E’ poesia neo-belliana la sua, potremmo dire. Ma non solo. Nei versi romaneschi di Anna Maria Marinuzzi v’è senza dubbio questa voglia di indagare e fotografare il nudo vero, con una sorta di insistenza al particolare e al quotidiano che è in effetti tipica del Belli, ma c’è pure un elemento aggiuntivo, uno scarto di novità che vale la pena di rilevare. Mi riferisco alla femminilità che traspare sempre alla lettura. Dalleistantanee della realtà romana stilla sempre – anche nell’amarezza delle situazioni più dure della vita – una sorta di garbo sornione, di sensualità e di dolce humour misti a sano pragmatismo, tipici di una donna abituata a gestire le difficoltà di ogni giorno, del lavoro e della famiglia, con spirito propositivo e disposizione all’ottimismo.
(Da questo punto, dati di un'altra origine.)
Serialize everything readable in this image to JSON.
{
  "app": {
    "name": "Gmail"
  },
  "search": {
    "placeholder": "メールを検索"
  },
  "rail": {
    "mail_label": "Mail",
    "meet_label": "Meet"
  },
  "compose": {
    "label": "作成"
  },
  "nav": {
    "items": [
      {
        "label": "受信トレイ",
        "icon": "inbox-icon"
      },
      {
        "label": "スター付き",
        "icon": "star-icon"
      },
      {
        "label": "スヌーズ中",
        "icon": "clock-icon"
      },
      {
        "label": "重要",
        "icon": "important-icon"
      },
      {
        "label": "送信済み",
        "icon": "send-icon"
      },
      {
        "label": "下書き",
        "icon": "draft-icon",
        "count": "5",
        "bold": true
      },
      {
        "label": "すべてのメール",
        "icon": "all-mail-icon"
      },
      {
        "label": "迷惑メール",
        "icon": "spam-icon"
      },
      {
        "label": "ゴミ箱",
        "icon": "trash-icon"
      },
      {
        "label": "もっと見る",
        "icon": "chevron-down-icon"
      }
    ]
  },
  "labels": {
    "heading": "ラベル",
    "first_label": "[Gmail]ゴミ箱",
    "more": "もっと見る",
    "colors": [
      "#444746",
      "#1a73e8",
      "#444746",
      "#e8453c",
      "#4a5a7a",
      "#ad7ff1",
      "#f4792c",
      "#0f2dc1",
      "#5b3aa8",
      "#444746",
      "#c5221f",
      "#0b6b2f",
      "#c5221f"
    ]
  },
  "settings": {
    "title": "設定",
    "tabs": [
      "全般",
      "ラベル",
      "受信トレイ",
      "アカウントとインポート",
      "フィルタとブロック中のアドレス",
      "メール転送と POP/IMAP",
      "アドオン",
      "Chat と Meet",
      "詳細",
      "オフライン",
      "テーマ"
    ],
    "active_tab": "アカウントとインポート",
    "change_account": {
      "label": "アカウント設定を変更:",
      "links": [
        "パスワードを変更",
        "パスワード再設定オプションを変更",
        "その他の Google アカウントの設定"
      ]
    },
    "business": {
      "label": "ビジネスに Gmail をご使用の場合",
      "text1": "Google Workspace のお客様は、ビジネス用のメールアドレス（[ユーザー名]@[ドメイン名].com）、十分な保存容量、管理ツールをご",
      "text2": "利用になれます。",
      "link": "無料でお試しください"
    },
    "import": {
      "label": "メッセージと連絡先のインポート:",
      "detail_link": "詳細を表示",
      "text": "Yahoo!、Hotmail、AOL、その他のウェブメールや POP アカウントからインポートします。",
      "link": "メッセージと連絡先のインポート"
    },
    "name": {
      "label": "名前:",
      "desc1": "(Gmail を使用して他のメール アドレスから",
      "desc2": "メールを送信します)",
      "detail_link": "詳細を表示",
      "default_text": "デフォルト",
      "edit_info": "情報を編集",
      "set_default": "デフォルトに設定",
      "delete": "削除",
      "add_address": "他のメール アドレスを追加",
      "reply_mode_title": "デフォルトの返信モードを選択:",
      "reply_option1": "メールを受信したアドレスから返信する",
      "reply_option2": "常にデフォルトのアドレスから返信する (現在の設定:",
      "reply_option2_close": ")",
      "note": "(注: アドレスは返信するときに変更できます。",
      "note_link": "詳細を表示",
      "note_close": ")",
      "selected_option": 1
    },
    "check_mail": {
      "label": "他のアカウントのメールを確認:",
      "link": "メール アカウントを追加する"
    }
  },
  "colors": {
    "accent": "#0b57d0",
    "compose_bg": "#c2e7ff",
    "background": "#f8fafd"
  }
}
Questa la peculiarità della poesia di Anna Maria: concretezza femminile in salsa romanesca, con una lettura della realtà sempre mediata da un sottile velo di ironia, che strappa il sorriso specie in quei momenti in cui la poetessa guarda il genere maschile con occhi di benevola superiorità, convinta di incarnare nei confronti del povero tronfio maschio di oggi il vero sesso forte.
Ma non è una lettura sessista, perché l’uomo (il maschio) nella poesia di Anna Maria è comunque riscattato dal legame amoroso, in quell’eterno incontro-scontro vitale tra Yin e Yang, che dai tempi di Adamo ed Eva è sempre presente nella relazione tra i due sessi. Una dura ma bella battaglia, quella dell’amore tra uomo e donna, che – così mi è parso di intravedere in questi lussureggianti versi – nella poesia romanesca di Anna Maria Marinuzzi vale alla fin fine sempre la pena di combattere. Purché, ovviamente, la si vinca.